Looking at the Titans Duds, former Storm young gun Tino Fa’asuamaleaui has been joined by little brother Iszac. Joe Stimson has also made the trek to the coast after his time was up at the Bulldogs last year. Melbourne will need to look out for the pace of the Titans little men, with experienced playmaker Kieran Foran now in charge of the Gold Coast attack.
With both teams missing tackles like they’re going out of fashion, perhaps a high-scoring dual might be in order rather than a defensive stalemate. Or they both could splutter and drop the ball in a knock-on-athon.9
The reshuffle certainly makes the team look better on paper, however with the injury report still looking dire, Melbourne go into a second straight game looking vulnerable. Lightning won’t strike twice will it?

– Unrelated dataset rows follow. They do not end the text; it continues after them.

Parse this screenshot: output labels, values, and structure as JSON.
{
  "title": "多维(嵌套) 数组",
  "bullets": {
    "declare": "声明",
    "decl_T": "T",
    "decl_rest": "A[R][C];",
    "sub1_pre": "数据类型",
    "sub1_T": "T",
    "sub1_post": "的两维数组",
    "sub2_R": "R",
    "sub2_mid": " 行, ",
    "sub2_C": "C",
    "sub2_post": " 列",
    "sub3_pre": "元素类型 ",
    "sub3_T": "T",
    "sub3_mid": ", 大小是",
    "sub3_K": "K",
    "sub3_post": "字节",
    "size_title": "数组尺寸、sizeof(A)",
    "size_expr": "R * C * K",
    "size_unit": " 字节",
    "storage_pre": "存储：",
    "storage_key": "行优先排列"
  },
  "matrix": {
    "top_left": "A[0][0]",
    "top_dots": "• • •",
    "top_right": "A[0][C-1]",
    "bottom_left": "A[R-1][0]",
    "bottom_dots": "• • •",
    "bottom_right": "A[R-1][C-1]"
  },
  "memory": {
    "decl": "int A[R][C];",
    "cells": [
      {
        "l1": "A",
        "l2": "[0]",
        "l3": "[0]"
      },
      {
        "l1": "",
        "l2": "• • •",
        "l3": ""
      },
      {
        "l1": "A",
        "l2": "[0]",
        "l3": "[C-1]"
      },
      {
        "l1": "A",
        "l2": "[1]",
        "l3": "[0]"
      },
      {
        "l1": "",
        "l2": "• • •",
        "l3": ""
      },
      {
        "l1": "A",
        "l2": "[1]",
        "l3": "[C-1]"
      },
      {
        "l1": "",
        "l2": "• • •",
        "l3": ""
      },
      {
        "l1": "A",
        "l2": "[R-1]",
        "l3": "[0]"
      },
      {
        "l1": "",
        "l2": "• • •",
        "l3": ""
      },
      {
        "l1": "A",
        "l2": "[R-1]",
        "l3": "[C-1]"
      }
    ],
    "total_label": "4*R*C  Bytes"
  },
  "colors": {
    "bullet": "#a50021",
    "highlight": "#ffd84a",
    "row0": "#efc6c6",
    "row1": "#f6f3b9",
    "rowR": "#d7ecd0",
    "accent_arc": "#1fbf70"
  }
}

But I digress. Although some fancy new facilities being built in Victoria over the next few years might be a good thing.
The Titans have won twice in Melbourne from 11 matches – the S12E04 extremely negative rugby league stylings in the upset at Olympic Park in 2009, and the S17E05 win at AAMI Park in 2014 a week after Melbourne lost to Canterbury (oh oh) in Perth.
Thankfully the Indigenous jerseys from 2018 onwards have been more in keeping with the club’s colour palette, and all have been an improvement on the 2012-2017 iterations.
Both games during the midseason exhibition series: S20E16 – the 25–24 loss to the Roosters in Adelaide; S20E18 – the 22–6 loss to Parramatta.
Seriously, two of Melbourne’s three losses at Robina have been in June, with the other coming in April 2010 just before everything went pear-shaped.
Hopefully in Melbourne.
It really could go either way 30–28 or 14–6. Uncertainty is back in vogue!